People participate in a movement exercise as a Pride and Black Lives Matter march ends at Loring Park on Sunday in Minneapolis, Minnesota, the US. Photo: AFP

With more than 2.6 million people infected, the US accounts for a quarter of the world's COVID-19 cases. Chinese in the US expressed their confusion at the US government's neglectful attitude and measures in confronting the pandemic, as well as frustration as the number of new infections stays high.

Though the virus has killed almost 130,000 in several months, many people in the US still do not have awareness on the danger of it, the Chinese in the US reached by the Global Times said.

As most states have reopened their economy, many people and vehicles are on the streets. "In the supermarket, I saw adults wearing masks, but they do not put masks on their very young children, like the children could not be infected," said a Chinese man in Ohio who asked to be called Billy.

Billy said he believed the Trump administration does not "educate" or share information with people in the country about the terrible effects of COVID-19 and in fact encourages anti-intellectualism. "Even today many people are ill-informed about the disease."

Billy also blames false appeals to personal liberty and lack of coordination among state-level governments with worsening the situation. "I met some elders who came to me and asked 'where to buy masks,' because they could not find any mask. I felt sympathy," Billy said. "Also, seeing the new cases staying high makes me frustrated."

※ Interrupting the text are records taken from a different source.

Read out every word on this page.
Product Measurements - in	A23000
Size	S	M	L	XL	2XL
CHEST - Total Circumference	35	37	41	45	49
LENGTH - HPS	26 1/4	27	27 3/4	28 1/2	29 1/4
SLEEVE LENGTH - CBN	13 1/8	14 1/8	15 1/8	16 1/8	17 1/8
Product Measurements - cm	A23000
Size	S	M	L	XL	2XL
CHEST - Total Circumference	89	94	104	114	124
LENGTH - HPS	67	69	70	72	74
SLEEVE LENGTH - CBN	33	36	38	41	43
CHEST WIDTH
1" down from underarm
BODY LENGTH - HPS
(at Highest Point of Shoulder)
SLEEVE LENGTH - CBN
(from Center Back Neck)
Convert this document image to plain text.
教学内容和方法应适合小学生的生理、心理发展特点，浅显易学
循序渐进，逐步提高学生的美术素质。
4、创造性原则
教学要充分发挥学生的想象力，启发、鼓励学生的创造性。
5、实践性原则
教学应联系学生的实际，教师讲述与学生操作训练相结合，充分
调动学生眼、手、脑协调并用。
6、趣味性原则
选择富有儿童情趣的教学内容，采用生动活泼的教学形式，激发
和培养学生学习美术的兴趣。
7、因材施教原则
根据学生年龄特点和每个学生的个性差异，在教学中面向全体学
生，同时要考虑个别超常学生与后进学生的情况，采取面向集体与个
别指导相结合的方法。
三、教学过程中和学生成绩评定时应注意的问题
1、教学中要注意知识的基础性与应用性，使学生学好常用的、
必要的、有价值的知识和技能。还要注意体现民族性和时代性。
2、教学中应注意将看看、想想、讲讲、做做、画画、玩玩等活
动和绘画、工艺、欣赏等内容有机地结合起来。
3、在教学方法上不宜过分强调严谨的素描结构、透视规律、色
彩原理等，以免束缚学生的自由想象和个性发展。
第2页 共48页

"Early misguidance by the US government and media led Americans to ignore the epidemic in the first place, leading to a quarter of global infections in the United States today," a 29-year-old Chinese man from Northeast China's Heilongjiang Province surnamed Cheng who has been living in Philadelphia for six years told the Global Time on Sunday.

Early on, the US government promoted COVID-19 as an influenza, and then said only sick people need to wear masks, Cheng said, adding that under that circumstance, Asians wearing masks on the street were stared at and experienced racism linked to the virus.

In the early days, the US only grounded flights from China, but flights from Europe and South America remained normal, causing the spread of the virus, he noted.

More than 350,000 Chinese students study in the US. The pandemic has affected their academic career, especially those poised to graduate.

Zhang Mo, a student in Georgia, said that her university, a public school, is financially impacted by the pandemic. "Professors are forced to be on leave without pay," she said.

Zhang also found people in the US around her do not pay much attention to the virus. A taxi driver once told her that he drinks a kind of "tea tree oil" imported from Australia that could kill the virus.